1/2 pound bacon, sliced crosswise into 1-inch pieces
2 ribs celery, sliced crosswise into 1/2-inch pieces
1 1/2 c. chopped red onion
1/2 tsp. salt
1/4 tsp. black pepper
1 or 2 cloves garlic, minced
7 1/2 ounces fresh spinach, trimmed and coarsely chopped (7 cups)
5 c. country-style sourdough bread cubes*
1 c. salted, roasted cashews/pieces
1/4 c. melted butter
1/2 c. plus 1/8 c. chicken broth

Lightly toast bread cubes for a few minutes under a broiler set to low. You want them kind of dry and crispy. Then preheat oven to 350 degrees. Cook bacon in skillet over medium heat until crisp, about 10 minutes. Transfer bacon with a slotted spoon to paper towel to drain. Reserve about 3 tablespoons bacon grease in skillet. Add onion, celery, salt and pepper to skillet. Saute a few minutes, until tender. Add garlic and saute a minute more. Transfer mixture to large bowl, then stir in spinach, bread, cashews, butter, broth and bacon. Put stuffing in greased 9x13 pan, then bake uncovered for about 25 minutes. Stuffing is best reheated in oven, as microwave makes the bread chewy.

*Country-style bread is dense and stiff with a hard crust. I used La Brea's country sourdough, which I got at Albertson's. You don't have to use that, but just be sure not to get a light, soft, airy bread.

Wednesday, November 25, 2009

A Southern treat

Have you ever heard of chocolate chess pie? I hadn't, until maybe a year ago. I guess it's a Southern thing. It's really, really good. It has a crispy, brownie-type top with a chocolate custard filling.

This recipe, which supposedly comes from the award-winning Angus Barn in North Carolina, is easy to throw together. The only hard part is that you want it to cook just the right amount of time so the filling will set properly. I think I undercooked mine slightly because the middle was a bit runny. Or maybe I didn't let it sit long enough after it finished cooking. That's the other must. Don't worry, though, because it tastes good no matter what you do to it. I served mine with homemade cinnamon whipped cream. Oh, and I just used a store-bought pie crust, but feel free to make your own.


THE RECIPE:

1 unbaked pie shell
1/2 c. butter
2 squares Baker's semisweet chocolate (1 ounce each)*
1 c. sugar
2 beaten eggs
1 tsp. vanilla
Dash of salt

If you're using a store-bought crust, follow directions on package. (For example, set shell on cookie sheet and let thaw 15 minutes.) Melt together butter and chocolate. Add remaining ingredients. Pour batter into pie crust. Bake at 350 degrees for 35 to 40 minutes. It feels jiggly when you pull it out. Let pie sit AT LEAST 30 minutes -- I'd recommend more -- before slicing into it. You must resist the temptation. Serve with cinnamon whipped cream.

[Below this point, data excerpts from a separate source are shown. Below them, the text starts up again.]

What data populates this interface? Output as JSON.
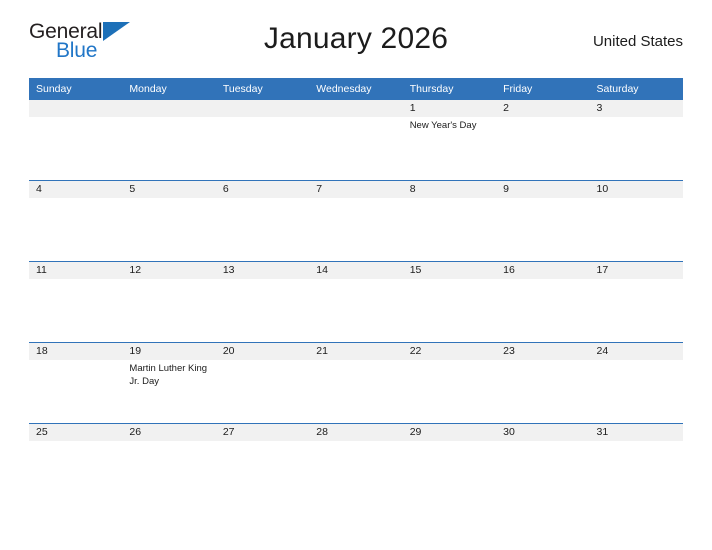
{
  "brand": {
    "name_part1": "General",
    "name_part2": "Blue",
    "flag_icon": "triangle-flag-icon",
    "accent_color": "#2176c7"
  },
  "header": {
    "title": "January 2026",
    "locale": "United States"
  },
  "theme": {
    "header_blue": "#3173b9",
    "date_band_gray": "#f1f1f1",
    "text_color": "#1c1c1c"
  },
  "calendar": {
    "month": "January",
    "year": "2026",
    "weekday_headers": [
      "Sunday",
      "Monday",
      "Tuesday",
      "Wednesday",
      "Thursday",
      "Friday",
      "Saturday"
    ],
    "weeks": [
      [
        {
          "day": "",
          "events": []
        },
        {
          "day": "",
          "events": []
        },
        {
          "day": "",
          "events": []
        },
        {
          "day": "",
          "events": []
        },
        {
          "day": "1",
          "events": [
            "New Year's Day"
          ]
        },
        {
          "day": "2",
          "events": []
        },
        {
          "day": "3",
          "events": []
        }
      ],
      [
        {
          "day": "4",
          "events": []
        },
        {
          "day": "5",
          "events": []
        },
        {
          "day": "6",
          "events": []
        },
        {
          "day": "7",
          "events": []
        },
        {
          "day": "8",
          "events": []
        },
        {
          "day": "9",
          "events": []
        },
        {
          "day": "10",
          "events": []
        }
      ],
      [
        {
          "day": "11",
          "events": []
        },
        {
          "day": "12",
          "events": []
        },
        {
          "day": "13",
          "events": []
        },
        {
          "day": "14",
          "events": []
        },
        {
          "day": "15",
          "events": []
        },
        {
          "day": "16",
          "events": []
        },
        {
          "day": "17",
          "events": []
        }
      ],
      [
        {
          "day": "18",
          "events": []
        },
        {
          "day": "19",
          "events": [
            "Martin Luther King Jr. Day"
          ]
        },
        {
          "day": "20",
          "events": []
        },
        {
          "day": "21",
          "events": []
        },
        {
          "day": "22",
          "events": []
        },
        {
          "day": "23",
          "events": []
        },
        {
          "day": "24",
          "events": []
        }
      ],
      [
        {
          "day": "25",
          "events": []
        },
        {
          "day": "26",
          "events": []
        },
        {
          "day": "27",
          "events": []
        },
        {
          "day": "28",
          "events": []
        },
        {
          "day": "29",
          "events": []
        },
        {
          "day": "30",
          "events": []
        },
        {
          "day": "31",
          "events": []
        }
      ]
    ]
  }
}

Note: Do not bake more than one pie at a time. I tried baking two, and for some reason they kind of explode on themselves, which requires you to take them out early and leave them undercooked.

*Or use 1/4 cup semisweet chocolate chips

Cinnamon whipped cream:

1/2 c. whipping cream
1 Tbsp. sugar
1/4 tsp. vanilla
1/8 tsp. ground cinnamon

Beat together ingredients with electric mixer until soft peaks form. Makes 1 cup.

Thursday, November 19, 2009

Eat your veggies

I love to dip bread in soup. One of my favorite things to dip is garlic toast. I cut French bread about a half-inch thick, spread real butter on it, sprinkle garlic powder on top, then broil it. I then proceed to eat at least five slices with my soup -- no joke. It complements any creamy soup magnificently. Wanna try? Here's a recipe for cream of vegetable soup. My kids gobbled it up -- even the picky 1-year-old, who won't eat vegetables to save her life. Tweak the recipe according to what vegetables you have on hand.

THE RECIPE:

1/2 c. roughly chopped onion
2 stalks celery, chopped
1 Tbsp. butter
6 c. chicken broth
1 c. dried split peas
1 tsp. salt
1 tsp. garlic powder
1 tsp. rosemary
1/4 tsp. black pepper
1 large carrot, roughly chopped
3 smallish potatoes, cut into chunks
1 c. milk (I used whole)

Saute onion and celery in butter in bottom of pot. Add broth, peas and seasonings. Bring to boil, then cover and simmer about 10 minutes. Add carrots and potatoes, then simmer about 20 minutes more, or until vegetables fall off fork when pierced. Add milk. In blender, puree soup in batches, then mix together again in a different pot or bowl. Be careful when blending hot liquids. Leave the lid partially off for steam to escape or you'll get a volcano effect.